As Americans gear up for another bustling holiday season, shoppers may find their budgets stretched further than expected—not by retailers’ markups, but by tariffs. According to a new LendingTree analysis, current tariffs amount to what is essentially a $29 billion tax on the 2025 holiday shopping season, hitting families and individuals right as they fill their carts with gifts for loved ones.
LendingTree’s study reveals that at current rates, tariffs would have raised the overall cost of 2024 winter holiday gift shopping by $40.6 billion. Crucially, $28.6 billion—over 70% of this increase—would have been passed directly onto consumers. That translates into an estimated $132 in extra costs for the every holiday shopper in the United States.
Matt Schulz, LendingTree’s chief consumer finance analyst, emphasized that anything increasing the cost of holiday shopping creates “real challenges for consumers.” For most Americans, he added, “spending an extra $132 at the holidays is significant.”
Maybe it isn’t “earth-shattering for some,” he said, but he predicted it may prompt people to cut back on gift-giving this year or even take on extra debt, calling it “a choice no one wants to have to make.”
Electronics and clothing carry the heaviest burden
The report shows not all gifts are impacted equally. Electronics and clothing or accessories are particularly hard-hit, accounting for more than 60% of the additional consumer costs. The average extra tariff cost per shopper was estimated at $186 for electronics, and $82 for clothing or accessories.

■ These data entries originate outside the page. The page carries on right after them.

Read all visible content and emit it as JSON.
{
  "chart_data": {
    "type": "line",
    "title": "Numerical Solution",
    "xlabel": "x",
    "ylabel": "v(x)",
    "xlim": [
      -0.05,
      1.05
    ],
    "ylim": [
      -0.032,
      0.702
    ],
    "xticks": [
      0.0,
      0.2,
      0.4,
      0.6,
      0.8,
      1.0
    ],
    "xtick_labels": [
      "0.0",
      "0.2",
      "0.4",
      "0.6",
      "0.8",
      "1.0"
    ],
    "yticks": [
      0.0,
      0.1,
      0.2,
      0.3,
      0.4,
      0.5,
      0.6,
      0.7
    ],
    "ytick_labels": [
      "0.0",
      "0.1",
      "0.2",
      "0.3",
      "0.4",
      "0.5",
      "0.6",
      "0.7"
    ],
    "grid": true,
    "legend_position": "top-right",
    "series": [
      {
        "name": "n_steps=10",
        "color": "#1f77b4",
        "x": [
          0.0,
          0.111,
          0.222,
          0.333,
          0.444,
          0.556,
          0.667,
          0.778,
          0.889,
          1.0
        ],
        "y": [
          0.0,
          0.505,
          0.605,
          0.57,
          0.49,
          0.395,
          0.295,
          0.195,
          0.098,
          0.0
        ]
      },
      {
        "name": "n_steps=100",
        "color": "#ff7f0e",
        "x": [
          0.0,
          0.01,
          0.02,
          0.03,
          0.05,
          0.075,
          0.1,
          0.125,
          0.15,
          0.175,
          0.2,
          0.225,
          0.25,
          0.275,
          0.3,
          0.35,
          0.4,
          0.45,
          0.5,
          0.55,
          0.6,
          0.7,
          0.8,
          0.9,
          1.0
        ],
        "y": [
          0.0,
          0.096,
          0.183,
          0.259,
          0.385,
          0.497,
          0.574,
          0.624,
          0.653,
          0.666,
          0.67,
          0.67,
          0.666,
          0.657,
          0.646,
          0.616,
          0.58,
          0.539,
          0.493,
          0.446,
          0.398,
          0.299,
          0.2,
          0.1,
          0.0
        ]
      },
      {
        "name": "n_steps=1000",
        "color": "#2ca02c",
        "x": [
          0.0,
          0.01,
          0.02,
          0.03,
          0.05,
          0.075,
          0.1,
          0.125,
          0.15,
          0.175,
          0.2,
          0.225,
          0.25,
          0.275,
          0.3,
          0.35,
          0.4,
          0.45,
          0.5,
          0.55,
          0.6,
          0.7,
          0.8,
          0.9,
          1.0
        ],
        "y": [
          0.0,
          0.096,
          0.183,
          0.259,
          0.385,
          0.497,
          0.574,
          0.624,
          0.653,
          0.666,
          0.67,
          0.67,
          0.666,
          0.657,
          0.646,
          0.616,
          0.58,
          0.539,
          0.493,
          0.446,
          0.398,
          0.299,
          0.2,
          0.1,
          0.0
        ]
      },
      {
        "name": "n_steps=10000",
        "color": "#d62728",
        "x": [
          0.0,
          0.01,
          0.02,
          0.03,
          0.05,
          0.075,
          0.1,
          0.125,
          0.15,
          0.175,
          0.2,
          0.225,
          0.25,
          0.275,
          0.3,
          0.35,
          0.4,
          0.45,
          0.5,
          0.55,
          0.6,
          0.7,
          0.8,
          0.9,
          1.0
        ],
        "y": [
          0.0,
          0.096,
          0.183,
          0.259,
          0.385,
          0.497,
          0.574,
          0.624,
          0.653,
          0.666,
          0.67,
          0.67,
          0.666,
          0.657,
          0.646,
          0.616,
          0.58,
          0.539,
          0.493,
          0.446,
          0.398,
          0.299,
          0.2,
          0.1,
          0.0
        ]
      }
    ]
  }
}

With 88% of all clothing and 69% of electronics being imported, the holiday shopping lists of many Americans are tightly linked to global supply chains—and thus, to tariff policies. In total, consumers spent an estimated $377.7 billion on imported goods for gifts during the 2024 winter holiday shopping season.
Retailers are not immune to the pressure, either, as the analysis calculated they would have absorbed about 29.5% of the total tariff burden in 2024, some $12 billion. While retailers share in the pain, experts say much of the cost ultimately makes its way to consumers, particularly as companies pass on expenses to remain profitable.
LendingTree disclosed its estimates were based on data from Adobe, the National Retail Federation (NRF), the Department of Commerce, the Census Bureau, The Budget Lab at Yale and its own data. The researchers then applied an estimated 17.8% effective tariff rate and assumed a 70.5% pass-through rate from retailers to consumers, based on the midpoint of the range from the Budget Lab’s study. Researchers also adjusted the 2024 U.S. adult population for the 81% who reported buying holiday gifts to LendingTree and, to calculate the burden per shopper, applied the NRF’s category-level shopping percentages and divided each category’s consumer tariff burden by its number of shoppers.
Despite the significant costs outlined by LendingTree, Americans are unlikely to abandon electronics and clothing as go-to holiday gifts. Schulz acknowledged that, though prices are climbing, demand for these categories remains strong, and families may simply be forced to “suck up the higher costs or give fewer of those items as gifts.”